Pero con el tiempo, la vida de Max se volvía cada vez más luminosa, más pública, más demandante. A medida que ganaba más y más carreras, las expectativas sobre él se disparaban. Las entrevistas, los eventos, los compromisos de patrocinadores llenaban sus días. Cada fin de semana, más cámaras lo seguían, más rumores giraban sobre su vida privada, y la presión crecía. Sam, por otro lado, comenzaba a sentir que cada vez más se desvanecía en la penumbra de su relación.

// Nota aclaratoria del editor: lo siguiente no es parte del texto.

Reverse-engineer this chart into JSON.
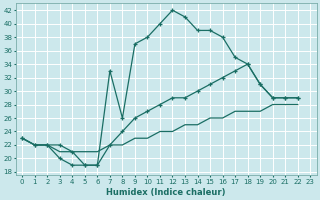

La soledad se instalaba en ella lentamente. Al principio, lo disimulaba bien, sabiendo que Max no necesitaba más preocupaciones. Pero cuando él estaba en las pistas, ella se quedaba sola en el hotel, mirando desde lejos el mundo en el que él brillaba sin ella. Los días entre carrera y carrera se alargaban, y aunque Max intentaba estar presente para ella, su mente estaba siempre ocupada, siempre en la próxima carrera, el próximo reto.
Lando y Checo, que sabían sobre su relación, la trataban con cariño cada vez que se veían, pero eso solo la hacía sentir más fuera de lugar. Ellos estaban en ese mundo y lo entendían, mientras que ella... solo observaba desde afuera. Checo una vez la encontró en el hospitality, mirando a Max desde lejos, y le dijo en tono amable:
—Sabes, siempre puedes estar más cerca de él.
Sam sonrió con tristeza, pero no respondió. Porque la verdad era que no podía. El brillo que rodeaba a Max se volvía cada vez más cegador, y aunque ella lo amaba profundamente, se sentía más invisible que nunca. Las cámaras que seguían cada paso de Max ni siquiera sabían de su existencia, y en cierto modo, eso la hacía sentir insignificante. Su vida con él estaba en pausa, siempre a puertas cerradas, mientras que él seguía adelante, más adelante cada día.
Una noche, después de una victoria en Mónaco, Max llegó a su habitación tarde, exhausto pero feliz. Sam lo recibió con una sonrisa, aunque su corazón estaba pesado. Sabía que él había tenido un día largo, que el mundo entero lo celebraba, pero en ese momento no pudo evitar sentir la distancia entre ellos.
—¿Cómo estuvo la carrera? —preguntó Sam mientras Max se desplomaba en el sofá.
—Increíble, fue increíble —respondió él, su voz apagada por el cansancio, pero sus ojos todavía brillaban por la adrenalina.
—Me alegro mucho, Max. Pero... —Sam titubeó un momento, pero sabía que ya no podía seguir guardándose lo que sentía—, a veces siento que me estoy quedando atrás.
Max la miró, frunciendo el ceño ligeramente, confundido.
—¿Quedándote atrás? ¿Qué quieres decir?
—Todo esto, toda tu vida... siento que no encajo en ella. Me siento invisible, Max. Y sé que lo hacemos para protegernos, pero a veces me siento... sola. Muy sola.